Mastering yourself so AI can master your voice
Ruben Hassid explores the realization that human creativity and unique personal voice are ultimately a collection of patterns transferable to an AI via a simple text file. By shifting the focus from instruction to the “logic of refusal,” authors can successfully duplicate their distinct taste within LLMs. This strategic self-interrogation allows AI to move beyond generic averages to inhabit a specific human persona.
Points clés
- Ruben Hassid realized his “unique” writing voice could be captured entirely within a single .md text file.
- The author identifies that LLMs default to “statistical averages” and “slop” when they lack specific human context.
- Taste is defined more by what a creator rejects (refusals) than what they prefer.

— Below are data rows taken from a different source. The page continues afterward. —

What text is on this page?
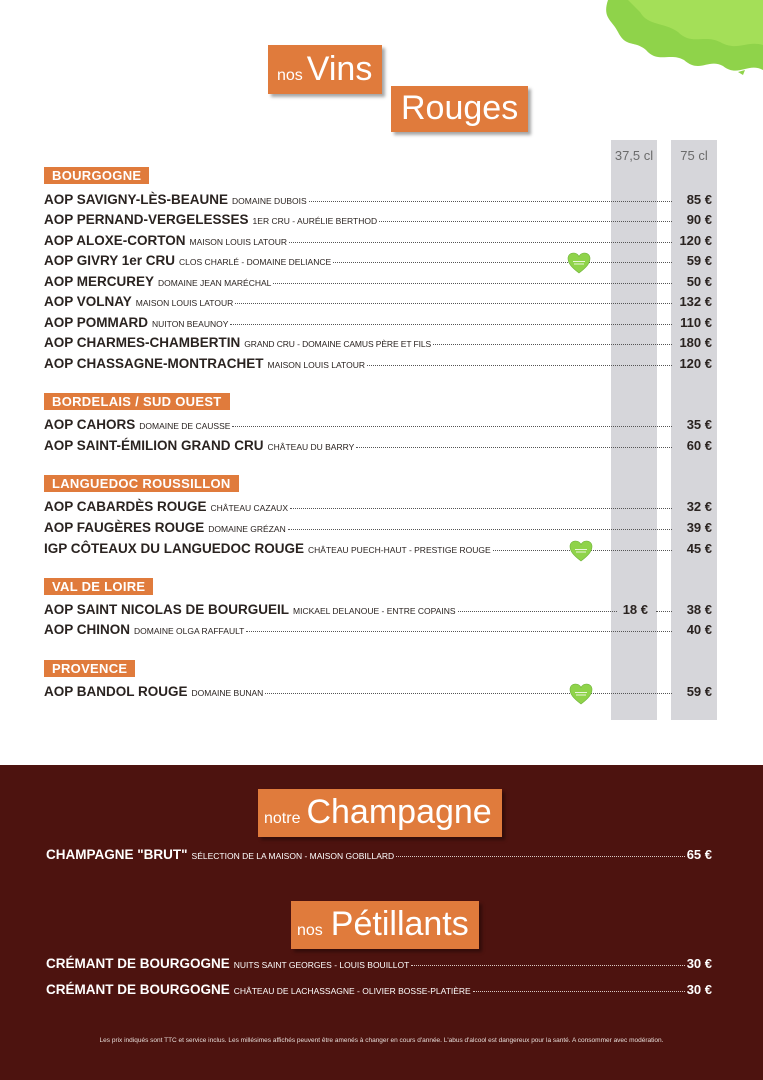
nos Vins
Rouges
37,5 cl	75 cl
BOURGOGNE
BORDELAIS / SUD OUEST
LANGUEDOC ROUSSILLON
VAL DE LOIRE
PROVENCE
AOP SAVIGNY-LÈS-BEAUNE DOMAINE DUBOIS	85 €
AOP PERNAND-VERGELESSES 1ER CRU - AURÉLIE BERTHOD	90 €
AOP ALOXE-CORTON MAISON LOUIS LATOUR	120 €
AOP GIVRY 1er CRU CLOS CHARLÉ - DOMAINE DELIANCE	59 €
AOP MERCUREY DOMAINE JEAN MARÉCHAL	50 €
AOP VOLNAY MAISON LOUIS LATOUR	132 €
AOP POMMARD NUITON BEAUNOY	110 €
AOP CHARMES-CHAMBERTIN GRAND CRU - DOMAINE CAMUS PÈRE ET FILS	180 €
AOP CHASSAGNE-MONTRACHET MAISON LOUIS LATOUR	120 €
AOP CAHORS DOMAINE DE CAUSSE	35 €
AOP SAINT-ÉMILION GRAND CRU CHÂTEAU DU BARRY	60 €
AOP CABARDÈS ROUGE CHÂTEAU CAZAUX	32 €
AOP FAUGÈRES ROUGE DOMAINE GRÉZAN	39 €
IGP CÔTEAUX DU LANGUEDOC ROUGE CHÂTEAU PUECH-HAUT - PRESTIGE ROUGE	45 €
AOP SAINT NICOLAS DE BOURGUEIL MICKAEL DELANOUE - ENTRE COPAINS	18 €	38 €
AOP CHINON DOMAINE OLGA RAFFAULT	40 €
AOP BANDOL ROUGE DOMAINE BUNAN	59 €
notre Champagne
CHAMPAGNE "BRUT" SÉLECTION DE LA MAISON - MAISON GOBILLARD	65 €
nos Pétillants
CRÉMANT DE BOURGOGNE NUITS SAINT GEORGES - LOUIS BOUILLOT	30 €
CRÉMANT DE BOURGOGNE CHÂTEAU DE LACHASSAGNE - OLIVIER BOSSE-PLATIÈRE	30 €
Les prix indiqués sont TTC et service inclus. Les millésimes affichés peuvent être amenés à changer en cours d'année. L'abus d'alcool est dangereux pour la santé. A consommer avec modération.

- Hassid recommends a specific 100-question “DNA interview” to extract personal mechanics, beliefs, and “Aesthetic Crimes.”

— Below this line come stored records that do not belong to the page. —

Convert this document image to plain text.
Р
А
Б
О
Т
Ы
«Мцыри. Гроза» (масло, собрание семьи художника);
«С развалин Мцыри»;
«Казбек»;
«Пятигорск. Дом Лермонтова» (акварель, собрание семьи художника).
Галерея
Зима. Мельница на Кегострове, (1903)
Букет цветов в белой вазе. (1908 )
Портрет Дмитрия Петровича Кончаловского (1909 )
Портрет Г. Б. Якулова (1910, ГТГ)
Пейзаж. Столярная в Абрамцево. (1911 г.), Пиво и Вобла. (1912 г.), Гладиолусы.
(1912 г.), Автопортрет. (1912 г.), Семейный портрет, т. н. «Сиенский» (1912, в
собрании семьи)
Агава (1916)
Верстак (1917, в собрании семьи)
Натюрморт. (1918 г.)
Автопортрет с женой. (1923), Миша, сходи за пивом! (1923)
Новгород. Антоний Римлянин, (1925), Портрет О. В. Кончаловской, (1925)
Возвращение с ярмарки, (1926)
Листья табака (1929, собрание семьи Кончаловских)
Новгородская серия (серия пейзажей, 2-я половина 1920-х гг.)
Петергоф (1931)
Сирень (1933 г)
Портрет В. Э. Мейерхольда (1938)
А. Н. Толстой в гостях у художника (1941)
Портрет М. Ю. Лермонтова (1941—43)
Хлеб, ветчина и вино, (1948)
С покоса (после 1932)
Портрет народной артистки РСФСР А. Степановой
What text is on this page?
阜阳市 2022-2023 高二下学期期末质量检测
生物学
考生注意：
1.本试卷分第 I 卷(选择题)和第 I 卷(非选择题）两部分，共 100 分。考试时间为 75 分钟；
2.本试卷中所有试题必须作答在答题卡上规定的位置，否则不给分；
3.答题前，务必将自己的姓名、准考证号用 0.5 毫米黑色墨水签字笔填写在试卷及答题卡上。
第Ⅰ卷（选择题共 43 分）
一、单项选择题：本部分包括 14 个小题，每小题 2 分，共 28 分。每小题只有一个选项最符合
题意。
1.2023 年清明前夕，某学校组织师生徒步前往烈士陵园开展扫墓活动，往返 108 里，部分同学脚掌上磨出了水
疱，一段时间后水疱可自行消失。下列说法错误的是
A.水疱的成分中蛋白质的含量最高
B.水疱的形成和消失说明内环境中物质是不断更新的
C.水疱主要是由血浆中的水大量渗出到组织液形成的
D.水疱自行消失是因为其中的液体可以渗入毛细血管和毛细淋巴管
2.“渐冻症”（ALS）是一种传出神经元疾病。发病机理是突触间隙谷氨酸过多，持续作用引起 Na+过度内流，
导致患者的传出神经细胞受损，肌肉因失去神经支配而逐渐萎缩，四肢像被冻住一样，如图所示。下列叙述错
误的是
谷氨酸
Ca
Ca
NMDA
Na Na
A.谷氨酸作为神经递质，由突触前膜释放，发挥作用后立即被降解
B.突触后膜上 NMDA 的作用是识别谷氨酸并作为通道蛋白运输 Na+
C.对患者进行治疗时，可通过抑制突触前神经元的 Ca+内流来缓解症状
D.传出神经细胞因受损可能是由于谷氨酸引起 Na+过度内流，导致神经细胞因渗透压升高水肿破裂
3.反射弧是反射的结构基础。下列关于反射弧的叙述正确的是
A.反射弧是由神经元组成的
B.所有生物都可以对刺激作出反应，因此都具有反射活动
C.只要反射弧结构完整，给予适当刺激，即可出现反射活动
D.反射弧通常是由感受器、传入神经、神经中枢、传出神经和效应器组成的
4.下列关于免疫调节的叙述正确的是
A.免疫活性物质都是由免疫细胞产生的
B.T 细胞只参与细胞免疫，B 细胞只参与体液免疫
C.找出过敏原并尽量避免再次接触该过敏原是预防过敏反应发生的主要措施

- Claude (specifically Opus-4.5) is highlighted as the preferred model for following these complex identity instructions as of January 2026.
- The resulting markdown file makes a persona portable across different platforms like Claude, ChatGPT, Gemini, and Grok.
- “Mastering yourself” is presented as a prerequisite for AI to effectively duplicate your style.
- Ruben Hassid’s newsletter reaches over 238,000 subscribers, focusing on mastering AI without technical skills.
- The article itself was co-authored by AI using Hassid’s own “voice profile” text file.
- Paid subscribers to “How to AI” receive the author’s personal .md file as a template for their own duplication.
À retenir
So, it turns out you aren’t a tortured genius or a unique snowflake; you’re just a moderately complex script with a few pet peeves. If you want to stop sounding like a corporate chatbot, try looking in the mirror and actually deciding what you hate for once. It’s much easier to let a machine pretend to be you when you’ve finally admitted that your “soul” is mostly just a list of words you’re too pretentious to use. Happy cloning!